House of Commons Library briefing on reconfiguration of NHS services, including recent policy developments, information on consultation and scrutiny powers, and drivers of major service changes.Jump to full report >>
Hospital and community health services in the NHS are often subject to changes in location or the type of treatment provided, usually as part of a reorganisation of services across a larger health geography.
NHS service reconfiguration can occur for a variety of reasons, for example to respond to financial or workforce pressures, provide more effective clinical outcomes, improve patient access to healthcare or react to new technological developments.
In England, reconfiguration decisions are largely made by local health commissioners or providers, with patients having a legal right to be involved, and local authorities having a right to scrutinise proposals. However, local decisions are often affected by national Government policy directions, or by pressures stemming from Government funding arrangements. The Secretary of State for Health also has limited powers to directly reconfigure services in the case of provider failure.
Reconfigurations can often be contentious with patients, particularly where they include proposals to close or downgrade a local hospital, and local politicians can often be held responsible for unpopular decisions made by health authorities or central Government.

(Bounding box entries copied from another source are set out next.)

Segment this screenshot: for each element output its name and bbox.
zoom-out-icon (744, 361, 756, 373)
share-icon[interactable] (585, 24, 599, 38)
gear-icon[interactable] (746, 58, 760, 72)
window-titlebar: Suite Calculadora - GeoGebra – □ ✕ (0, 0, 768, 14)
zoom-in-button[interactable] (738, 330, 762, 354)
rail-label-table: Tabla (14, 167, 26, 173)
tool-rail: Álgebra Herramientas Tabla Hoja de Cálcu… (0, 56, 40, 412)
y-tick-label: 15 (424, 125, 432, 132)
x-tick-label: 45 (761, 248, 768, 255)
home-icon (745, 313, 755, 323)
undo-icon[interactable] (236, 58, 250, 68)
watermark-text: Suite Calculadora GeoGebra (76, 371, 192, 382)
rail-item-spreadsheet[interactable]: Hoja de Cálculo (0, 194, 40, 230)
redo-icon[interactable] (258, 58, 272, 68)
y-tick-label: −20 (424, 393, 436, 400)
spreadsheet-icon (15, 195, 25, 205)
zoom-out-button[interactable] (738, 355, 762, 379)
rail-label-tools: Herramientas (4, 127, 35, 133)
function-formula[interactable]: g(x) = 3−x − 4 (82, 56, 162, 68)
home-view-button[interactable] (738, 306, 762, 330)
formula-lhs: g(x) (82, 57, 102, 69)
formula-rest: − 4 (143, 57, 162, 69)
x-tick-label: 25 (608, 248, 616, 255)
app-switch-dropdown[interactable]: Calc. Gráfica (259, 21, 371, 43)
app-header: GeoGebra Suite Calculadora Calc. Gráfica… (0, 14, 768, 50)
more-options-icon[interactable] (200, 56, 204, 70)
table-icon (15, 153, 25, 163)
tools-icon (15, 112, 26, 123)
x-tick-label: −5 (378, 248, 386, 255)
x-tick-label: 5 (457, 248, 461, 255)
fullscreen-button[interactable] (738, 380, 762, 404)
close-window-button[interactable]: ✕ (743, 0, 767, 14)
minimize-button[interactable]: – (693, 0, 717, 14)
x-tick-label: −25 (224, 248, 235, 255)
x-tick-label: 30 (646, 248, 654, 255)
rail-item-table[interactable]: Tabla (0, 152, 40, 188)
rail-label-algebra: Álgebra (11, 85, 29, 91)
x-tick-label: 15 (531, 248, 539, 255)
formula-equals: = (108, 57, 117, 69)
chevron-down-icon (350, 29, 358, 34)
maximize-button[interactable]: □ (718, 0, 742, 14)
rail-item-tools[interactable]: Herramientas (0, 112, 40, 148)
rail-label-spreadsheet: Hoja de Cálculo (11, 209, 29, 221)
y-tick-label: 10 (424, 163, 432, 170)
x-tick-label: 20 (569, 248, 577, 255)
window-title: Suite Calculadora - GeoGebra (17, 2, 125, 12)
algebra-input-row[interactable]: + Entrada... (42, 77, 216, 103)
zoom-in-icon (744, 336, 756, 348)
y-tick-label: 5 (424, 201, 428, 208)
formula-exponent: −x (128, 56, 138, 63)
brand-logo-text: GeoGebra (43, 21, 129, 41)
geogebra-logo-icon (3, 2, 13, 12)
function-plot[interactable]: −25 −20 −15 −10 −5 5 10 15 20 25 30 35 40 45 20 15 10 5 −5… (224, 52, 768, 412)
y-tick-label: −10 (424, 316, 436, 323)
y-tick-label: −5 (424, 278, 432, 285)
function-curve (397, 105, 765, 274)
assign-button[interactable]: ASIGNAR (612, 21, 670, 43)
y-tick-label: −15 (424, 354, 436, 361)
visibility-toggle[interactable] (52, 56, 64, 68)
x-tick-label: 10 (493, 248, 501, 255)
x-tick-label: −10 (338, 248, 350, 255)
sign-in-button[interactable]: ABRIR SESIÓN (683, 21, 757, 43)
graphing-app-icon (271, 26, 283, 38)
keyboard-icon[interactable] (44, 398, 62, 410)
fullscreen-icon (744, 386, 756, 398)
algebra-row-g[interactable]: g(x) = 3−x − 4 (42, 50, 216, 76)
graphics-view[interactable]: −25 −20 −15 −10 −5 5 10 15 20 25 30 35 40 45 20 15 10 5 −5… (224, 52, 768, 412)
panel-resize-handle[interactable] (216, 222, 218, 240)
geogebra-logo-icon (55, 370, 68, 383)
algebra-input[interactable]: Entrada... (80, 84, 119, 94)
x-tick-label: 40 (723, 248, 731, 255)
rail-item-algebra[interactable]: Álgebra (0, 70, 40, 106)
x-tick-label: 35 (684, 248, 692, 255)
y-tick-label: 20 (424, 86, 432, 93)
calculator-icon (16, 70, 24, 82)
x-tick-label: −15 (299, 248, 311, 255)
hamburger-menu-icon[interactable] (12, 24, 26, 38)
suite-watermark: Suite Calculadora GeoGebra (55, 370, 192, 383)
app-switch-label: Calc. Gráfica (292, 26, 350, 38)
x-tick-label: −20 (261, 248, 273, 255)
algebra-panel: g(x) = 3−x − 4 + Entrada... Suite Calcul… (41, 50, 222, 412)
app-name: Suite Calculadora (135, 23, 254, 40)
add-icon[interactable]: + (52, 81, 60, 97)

This is sometimes known as the ‘Kidderminster effect’, after Dr Richard Taylor, who defeated the sitting Wyre Forest MP David Lock in 2001 as an independent Health Concern candidate, following the downgrading of Kidderminster Hospital’s Accident & Emergency department.
Many current reconfiguration proposals in the English NHS are being delivered through Sustainability and Transformation Partnerships (STPs) – 44 area-based partnerships between local authorities and NHS bodies, delivering NHS England’s Five Year Forward View strategy.
This briefing paper looks at recent policy developments and trends regarding NHS service reconfiguration, the involvement of the public and local authorities in the reconfiguration process, and some of the major drivers of change.
As health is a devolved policy area, this briefing covers England only, except where otherwise stated. However, the briefing will be updated shortly with a brief overview of reconfiguration policy in Scotland, Wales and Northern Ireland.